The Hazards Of Making Personnel Decisions Based On Emotion – [Salty Beevah Vol. 3]

Today is June 2nd, 2019. The Red Sox are only at .500 as of today. They’re trailing frugal Tampa Bay by 7.5 games despite having one of the highest payrolls in baseball, and are trailing New York by 9.5 games despite all the Yankees’ injuries.

Boston has blown 9 of 21 save chances so far this season. The bullpen by committee approach, to this point has been a complete failure. The magic of last year’s bullpen has not carried over into 2019. Dave Dombrowski’s cavalier attitude of ignoring the bullpen last offseason is blowing up in his face. Painfully.

Craig Kimbrel has had some issues in post season games over his approximately 20 career post-season innings, but you still need to get to the post season before you worry about a 2019 post-season bullpen scenario. Craig Kimbrel over his 3 years with Boston only blew 11 out of 119 regular season save opportunities. That is only 2 more blown saves in 119 chances than the Red Sox have blown in 21 chances in 2 months of 2019. Ouch.

I understand you can not always pay for past performance. However, you can not ignore it completely either. Check out how Kimbrel’s career stacks up to Mariano Rivera’s first 8 full seasons as Yankees’ closer. (For this comparison, I included Kimbrel’s first season in which he only pitched approximately 20 innings, plus his first 8 full regular seasons.)

Rivera is the gold standard to which closers are measured. Now, I want to make it clear that I would take Rivera 95 out of 100 times in a post season game in a pressure situation. The point I am making is to show how utterly dominant Kimbrel has been in the regular season to this point in his career. It is hard to argue numbers like those will not help you make the post-season.

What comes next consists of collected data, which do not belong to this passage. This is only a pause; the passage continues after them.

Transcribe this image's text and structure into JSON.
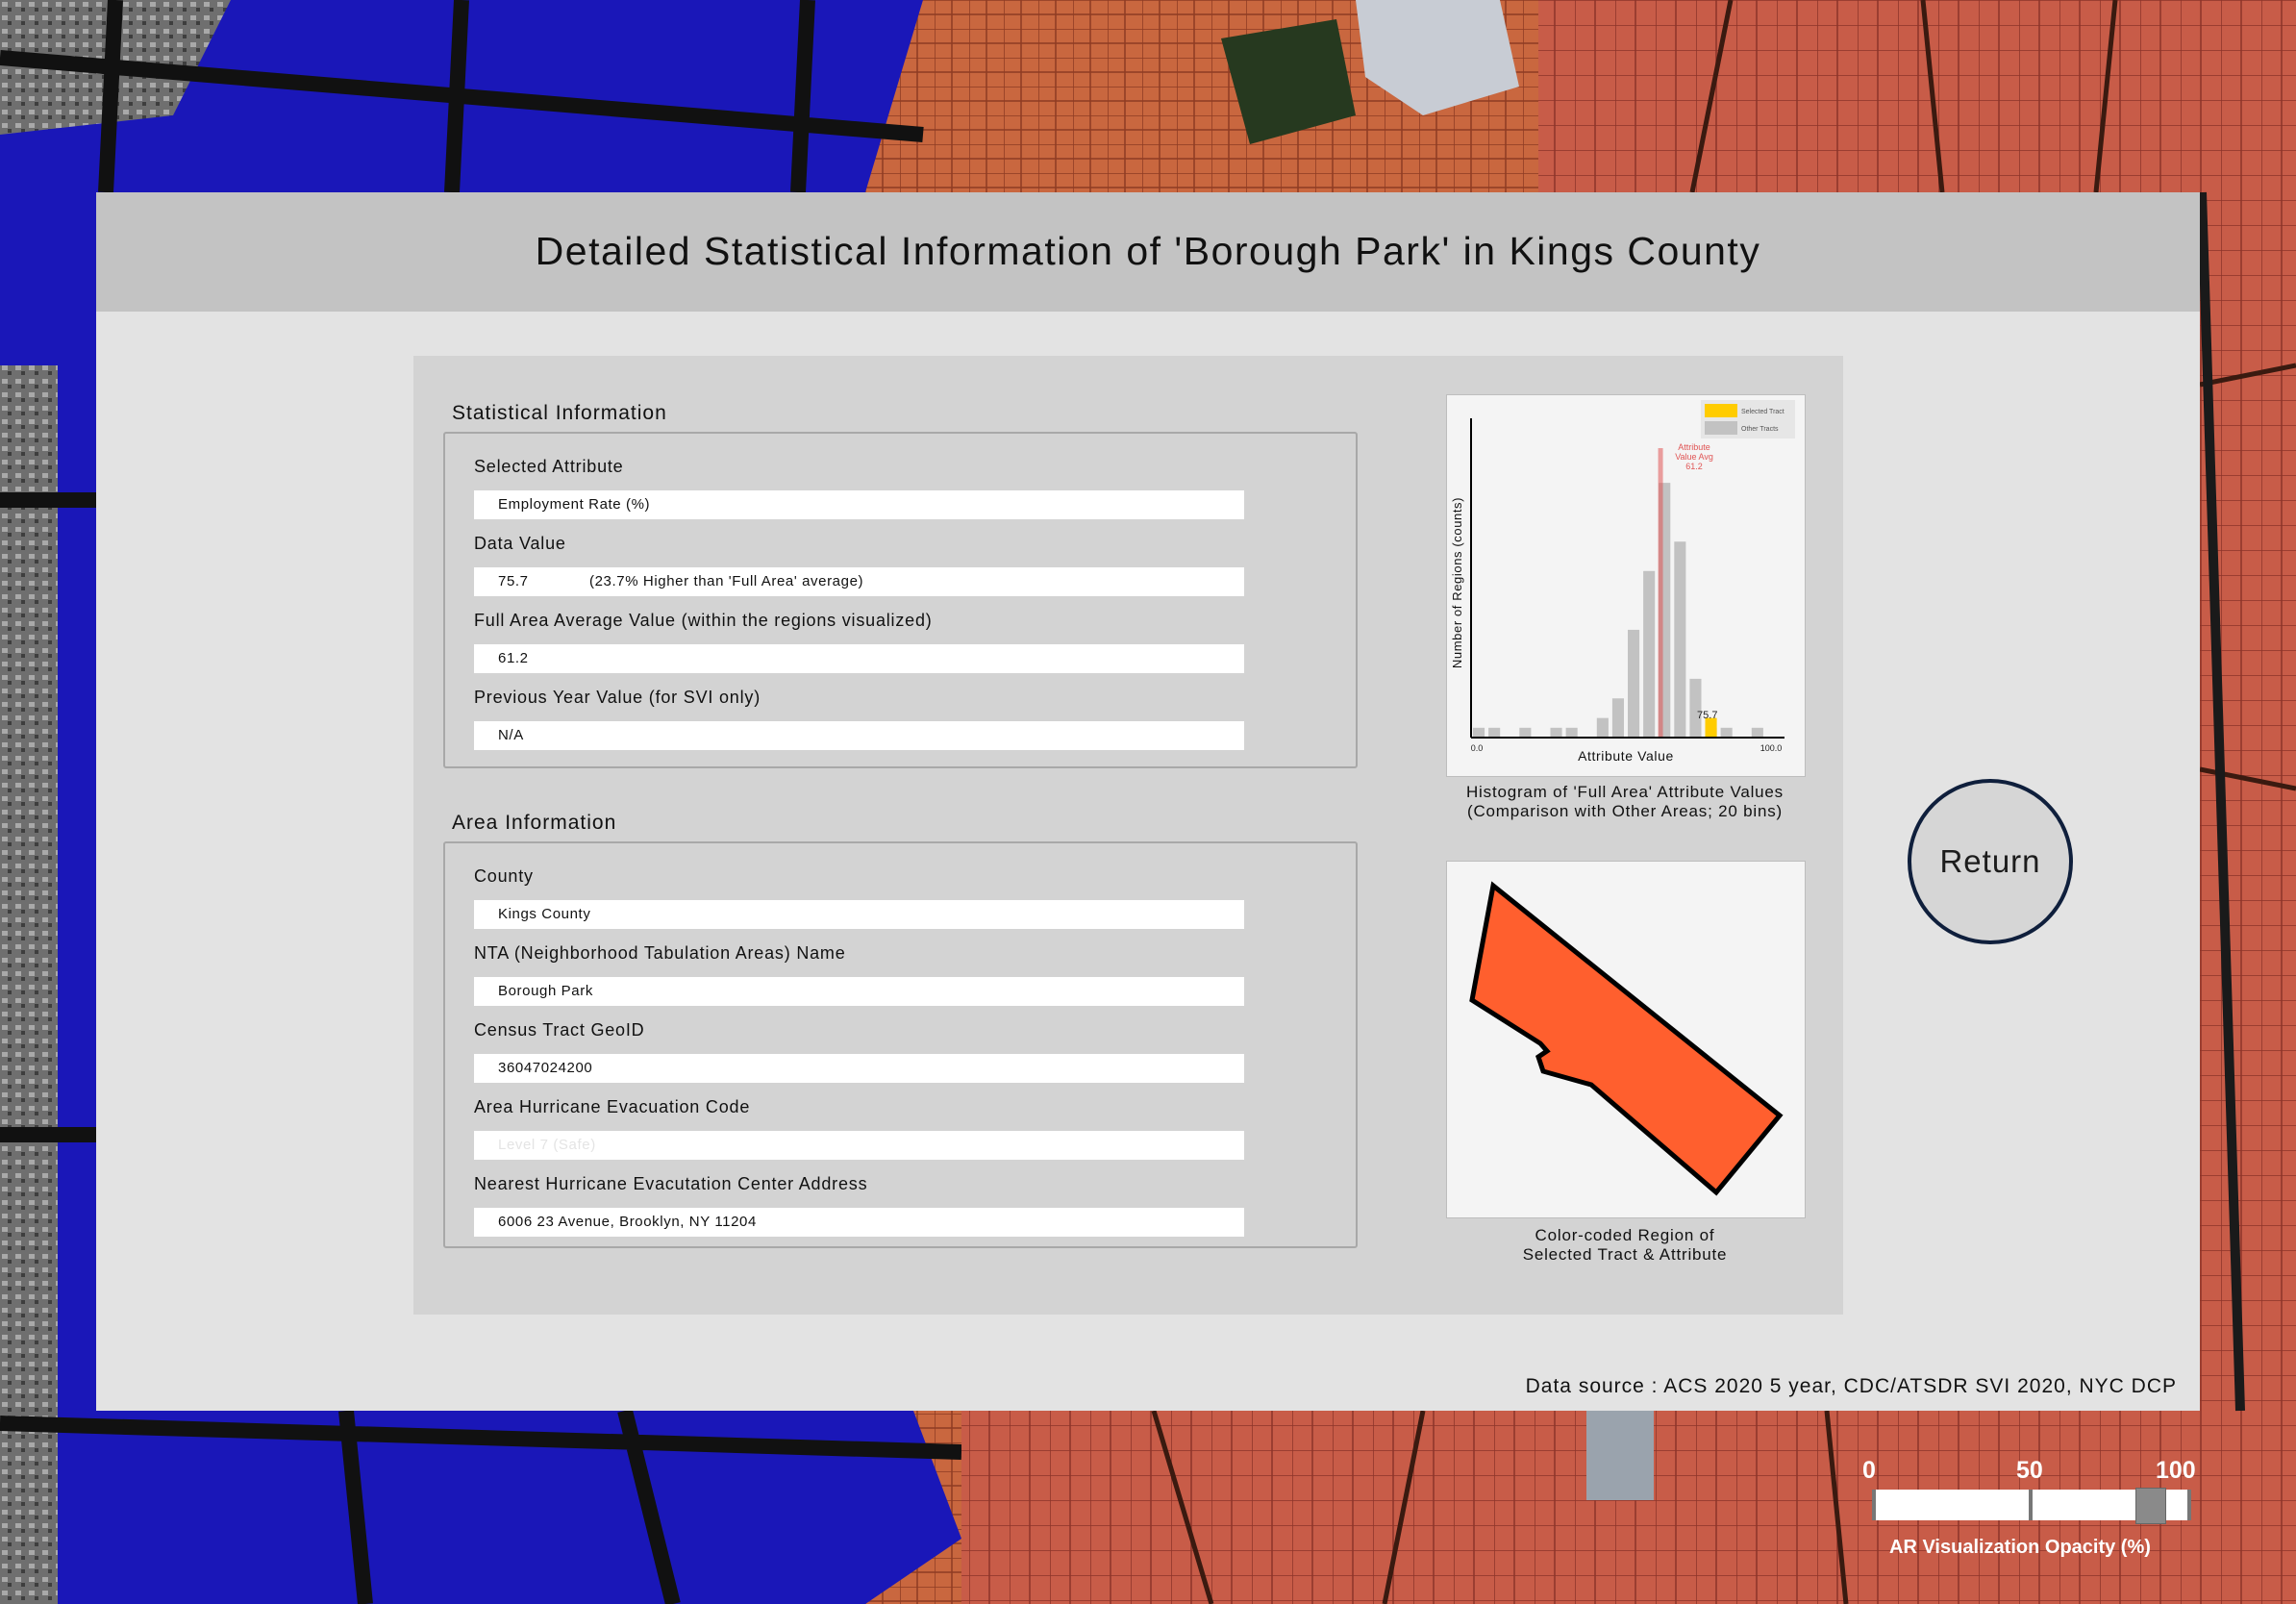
{
  "title": "Detailed Statistical Information of 'Borough Park' in Kings County",
  "statistical_information": {
    "heading": "Statistical Information",
    "selected_attribute": {
      "label": "Selected Attribute",
      "value": "Employment Rate (%)"
    },
    "data_value": {
      "label": "Data Value",
      "value": "75.7",
      "comparison": "(23.7% Higher than 'Full Area' average)"
    },
    "full_area_average": {
      "label": "Full Area Average Value (within the regions visualized)",
      "value": "61.2"
    },
    "previous_year": {
      "label": "Previous Year Value (for SVI only)",
      "value": "N/A"
    }
  },
  "area_information": {
    "heading": "Area Information",
    "county": {
      "label": "County",
      "value": "Kings County"
    },
    "nta_name": {
      "label": "NTA (Neighborhood Tabulation Areas) Name",
      "value": "Borough Park"
    },
    "census_tract": {
      "label": "Census Tract GeoID",
      "value": "36047024200"
    },
    "evacuation_code": {
      "label": "Area Hurricane Evacuation Code",
      "value": "Level 7 (Safe)"
    },
    "evacuation_center": {
      "label": "Nearest Hurricane Evacutation Center Address",
      "value": "6006 23 Avenue, Brooklyn, NY 11204"
    }
  },
  "histogram_caption": {
    "line1": "Histogram of 'Full Area' Attribute Values",
    "line2": "(Comparison with Other Areas; 20 bins)"
  },
  "region_caption": {
    "line1": "Color-coded Region of",
    "line2": "Selected Tract & Attribute"
  },
  "region_color": "#ff5f2e",
  "return_button": "Return",
  "data_source": "Data source : ACS 2020 5 year, CDC/ATSDR SVI 2020, NYC DCP",
  "opacity_slider": {
    "label": "AR Visualization Opacity (%)",
    "ticks": [
      "0",
      "50",
      "100"
    ],
    "value": 88
  },
  "colors": {
    "selected": "#ffcc00",
    "other": "#c2c2c2",
    "avg_line": "#e05555"
  },
  "chart_data": {
    "type": "bar",
    "xlabel": "Attribute Value",
    "ylabel": "Number of Regions (counts)",
    "xlim": [
      0.0,
      100.0
    ],
    "x_tick_labels": [
      "0.0",
      "100.0"
    ],
    "bin_width": 5,
    "series": [
      {
        "name": "Other Tracts",
        "values": [
          1,
          1,
          0,
          1,
          0,
          1,
          1,
          0,
          2,
          4,
          11,
          17,
          26,
          20,
          6,
          1,
          1,
          0,
          1,
          0
        ]
      },
      {
        "name": "Selected Tract",
        "values": [
          0,
          0,
          0,
          0,
          0,
          0,
          0,
          0,
          0,
          0,
          0,
          0,
          0,
          0,
          0,
          2,
          0,
          0,
          0,
          0
        ]
      }
    ],
    "ylim": [
      0,
      32
    ],
    "legend": [
      "Selected Tract",
      "Other Tracts"
    ],
    "legend_position": "top-right",
    "annotation": {
      "lines": [
        "Attribute",
        "Value Avg",
        "61.2"
      ],
      "x": 61.2
    },
    "selected_label": {
      "text": "75.7",
      "x": 75.7
    }
  }
}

I know Kimbrel’s camp had outrageous contract demands, and I can understand certain teams having pause to meet those demands. However, the Sox have among the deepest pockets in MLB, and it is hard for to me to swallow re-signing Nathan Eovaldi & Steve Pearce before bringing Kimbrel back.

I understand that Eovaldi & Pearce were post-season heroes last year. They are good in the clubhouse, they performed in the clutch. However, to anyone who is an educated fan, it’s obvious these players have been career journeyman, and consistently injury plagued at that.

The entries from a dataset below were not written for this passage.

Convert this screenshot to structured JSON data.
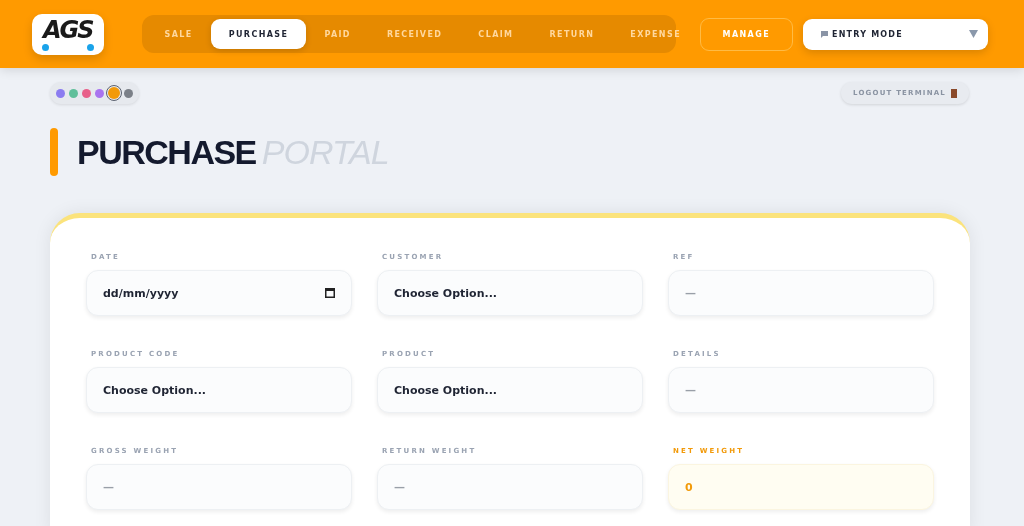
{
  "header": {
    "logo": "AGS",
    "tabs": [
      {
        "label": "SALE",
        "selected": false
      },
      {
        "label": "PURCHASE",
        "selected": true
      },
      {
        "label": "PAID",
        "selected": false
      },
      {
        "label": "RECEIVED",
        "selected": false
      },
      {
        "label": "CLAIM",
        "selected": false
      },
      {
        "label": "RETURN",
        "selected": false
      },
      {
        "label": "EXPENSE",
        "selected": false
      }
    ],
    "manage_button": "MANAGE",
    "mode_select": {
      "value": "ENTRY MODE"
    }
  },
  "swatches": [
    {
      "color": "#8b7cf0",
      "selected": false
    },
    {
      "color": "#5fbf9a",
      "selected": false
    },
    {
      "color": "#e8608a",
      "selected": false
    },
    {
      "color": "#a974ef",
      "selected": false
    },
    {
      "color": "#f29a0a",
      "selected": true
    },
    {
      "color": "#7b8088",
      "selected": false
    }
  ],
  "logout_button": "LOGOUT TERMINAL",
  "title": {
    "main": "PURCHASE",
    "sub": "PORTAL"
  },
  "fields": [
    {
      "label": "DATE",
      "kind": "date",
      "value": "dd/mm/yyyy"
    },
    {
      "label": "CUSTOMER",
      "kind": "select",
      "value": "Choose Option..."
    },
    {
      "label": "REF",
      "kind": "text",
      "placeholder": "—"
    },
    {
      "label": "PRODUCT CODE",
      "kind": "select",
      "value": "Choose Option..."
    },
    {
      "label": "PRODUCT",
      "kind": "select",
      "value": "Choose Option..."
    },
    {
      "label": "DETAILS",
      "kind": "text",
      "placeholder": "—"
    },
    {
      "label": "GROSS WEIGHT",
      "kind": "text",
      "placeholder": "—"
    },
    {
      "label": "RETURN WEIGHT",
      "kind": "text",
      "placeholder": "—"
    },
    {
      "label": "NET WEIGHT",
      "kind": "total",
      "value": "0"
    }
  ]
}
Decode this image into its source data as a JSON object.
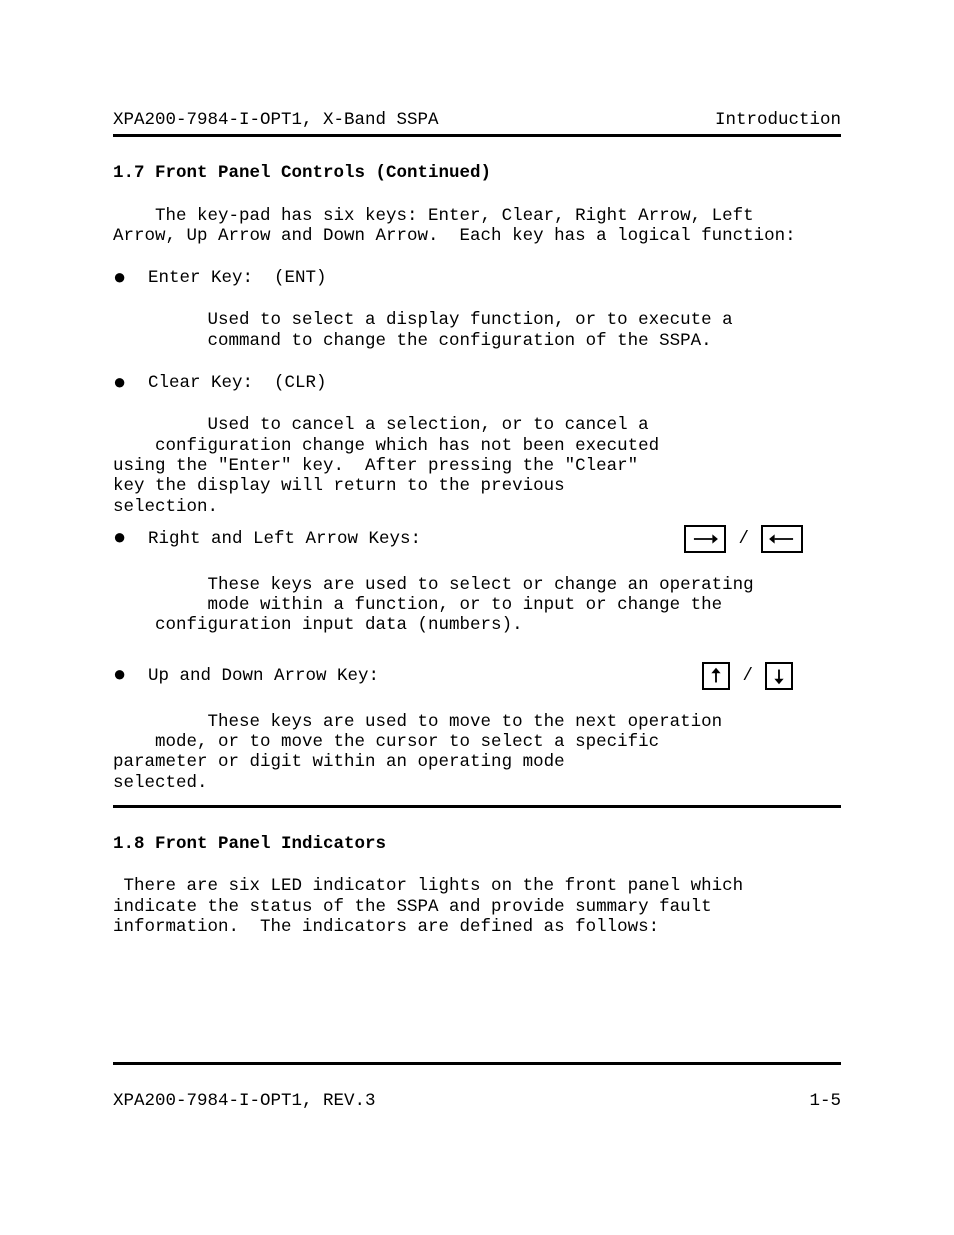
{
  "header_left": "XPA200-7984-I-OPT1, X-Band SSPA",
  "header_right": "Introduction",
  "section1": {
    "heading": "1.7 Front Panel Controls (Continued)",
    "intro_l1": "    The key-pad has six keys: Enter, Clear, Right Arrow, Left",
    "intro_l2": "Arrow, Up Arrow and Down Arrow.  Each key has a logical function:",
    "b1_label": "  Enter Key:  (ENT)",
    "b1_desc_l1": "         Used to select a display function, or to execute a",
    "b1_desc_l2": "         command to change the configuration of the SSPA.",
    "b2_label": "  Clear Key:  (CLR)",
    "b2_desc_l1": "         Used to cancel a selection, or to cancel a",
    "b2_desc_l2": "    configuration change which has not been executed",
    "b2_desc_l3": "using the \"Enter\" key.  After pressing the \"Clear\"",
    "b2_desc_l4": "key the display will return to the previous",
    "b2_desc_l5": "selection.",
    "b3_label": "  Right and Left Arrow Keys:",
    "b3_desc_l1": "         These keys are used to select or change an operating",
    "b3_desc_l2": "         mode within a function, or to input or change the",
    "b3_desc_l3": "    configuration input data (numbers).",
    "b4_label": "  Up and Down Arrow Key:",
    "b4_desc_l1": "         These keys are used to move to the next operation",
    "b4_desc_l2": "    mode, or to move the cursor to select a specific",
    "b4_desc_l3": "parameter or digit within an operating mode",
    "b4_desc_l4": "selected.",
    "slash": "/"
  },
  "section2": {
    "heading": "1.8  Front Panel Indicators",
    "p_l1": " There are six LED indicator lights on the front panel which",
    "p_l2": "indicate the status of the SSPA and provide summary fault",
    "p_l3": "information.  The indicators are defined as follows:"
  },
  "footer_left": "XPA200-7984-I-OPT1, REV.3",
  "footer_right": "1-5"
}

Eovaldi, now in his 9th season this year has thrown 871 innings, and has a 656/270 K/walk ratio, and has only broken 124 innings in a season twice in his entire career. He has a career record of 44-53. He has never had a single complete game in his career, never mind a shutout. He has compiled a 4.21 ERA, 1.35 WHIP and a batting avg. against of .268. Even in today’s market, these numbers are not deserving of a $68 million contract over 4 years. These numbers represent who he is. A mediocre journeyman who occasionally has a hot streak. This time the Sox took the bait on the hot streak, ignoring his lengthy track record of injury plagued mediocrity.

2019 statistics:

Nathan Eovaldi – $68 million ($17 mil x 4 yrs from 2019-2022):
21 innings, 21 hits, 15 earned runs, 16 K’s, 11 walks, 6 HR allowed
6.00 ERA, 1.52 WHIP, .266 batting avg. against, 0 wins.

Steve Pearce – $6.25 mil x 1yr (2019):
16 hits and 31 strikeouts in 89 AB’s. 1 HR, 9 RBI, .180 avg, .245 OBP

With the bullpen being the most obvious weakness Boston had coming into the 2019 season, please enlighten me on how spending $74.25 million on the above is a smarter than spending your money to attempt to keep one of the most dominant regular season relievers in MLB History?